His funeral was attended by such dedicated and well known defenders of human happiness as Mahmoud Ahmadinejad (President “elect” of Iran), Alexander Lukashenko (Europe’s last dictator) and Sean Penn (Spicoli). Following his funeral his body will be put on display “eternally“, following in the footsteps of previous heralds of revolutionary socialism as Vladimir Lenin, Mao Zedong, Kim Il-sung and Ho Chi Minh. Because he spent his elected premiership constantly trying to show up the US whenever he could and chose to buy his weapons from Russia rather than the West he’ll be forever remembered as a dedicated anti-imperialist, because, of course Russia could never, ever, ever be described as an aggressive nation.
Of course it could easily be argued that so far I’ve been a slightly one sided about his death. The truth is that in life Chavez suffered from what I’ve just decided to call “Richard Nixon Syndrome.” Few people can doubt that Nixon was an asshole and yet he was the asshole who helped negotiate the first arms limitation treaty with the Soviet Union, created the Environmental Protection Agency, passed the 1970 Clean Air Act, fought hard (and partly succeeded) to reform US healthcare, oversaw the desegregation of public schools and helped lay the groundwork for the Indian Self-Determination and Education Assistance Act.
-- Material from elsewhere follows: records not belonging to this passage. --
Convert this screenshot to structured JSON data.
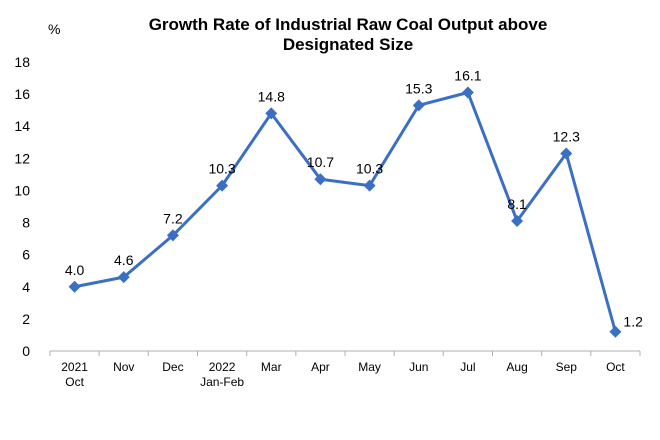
{
  "chart_data": {
    "type": "line",
    "title_lines": [
      "Growth Rate of Industrial Raw Coal Output above",
      "Designated Size"
    ],
    "unit": "%",
    "xlabel": "",
    "ylabel": "",
    "ylim": [
      0,
      18
    ],
    "yticks": [
      "0",
      "2",
      "4",
      "6",
      "8",
      "10",
      "12",
      "14",
      "16",
      "18"
    ],
    "grid": false,
    "legend": "none",
    "line_color": "#3a6fc4",
    "marker_color": "#3a6fc4",
    "categories": [
      [
        "2021",
        "Oct"
      ],
      [
        "Nov"
      ],
      [
        "Dec"
      ],
      [
        "2022",
        "Jan-Feb"
      ],
      [
        "Mar"
      ],
      [
        "Apr"
      ],
      [
        "May"
      ],
      [
        "Jun"
      ],
      [
        "Jul"
      ],
      [
        "Aug"
      ],
      [
        "Sep"
      ],
      [
        "Oct"
      ]
    ],
    "values": [
      4.0,
      4.6,
      7.2,
      10.3,
      14.8,
      10.7,
      10.3,
      15.3,
      16.1,
      8.1,
      12.3,
      1.2
    ],
    "value_labels": [
      "4.0",
      "4.6",
      "7.2",
      "10.3",
      "14.8",
      "10.7",
      "10.3",
      "15.3",
      "16.1",
      "8.1",
      "12.3",
      "1.2"
    ]
  }
}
And Chavez falls into exactly the same trap. You have to be a completely myopic anti-US cyclops to be blind to all the mans faults, but you cant deny that his time as Venezuela’s leader lead to some huge improvements for the country. He passed progressive trade union laws, reduced poverty and increased health and education standards, all of which makes him more difficult to classify, but does it undo all that bad and make him a saint? Of course not. And yet his supporters continue to ignore the abuses and excesses as if they either didn’t happen or don’t matter as they chant his successes as if they’re revealing a never heard secret. It’s almost like the kitchen scene in Fight Club where the Space Monkeys start to chant “His name is Robert Paulson“. We all knew Chavez wasn’t Satan, that doesn’t undo the bad the he and his government was responsible for.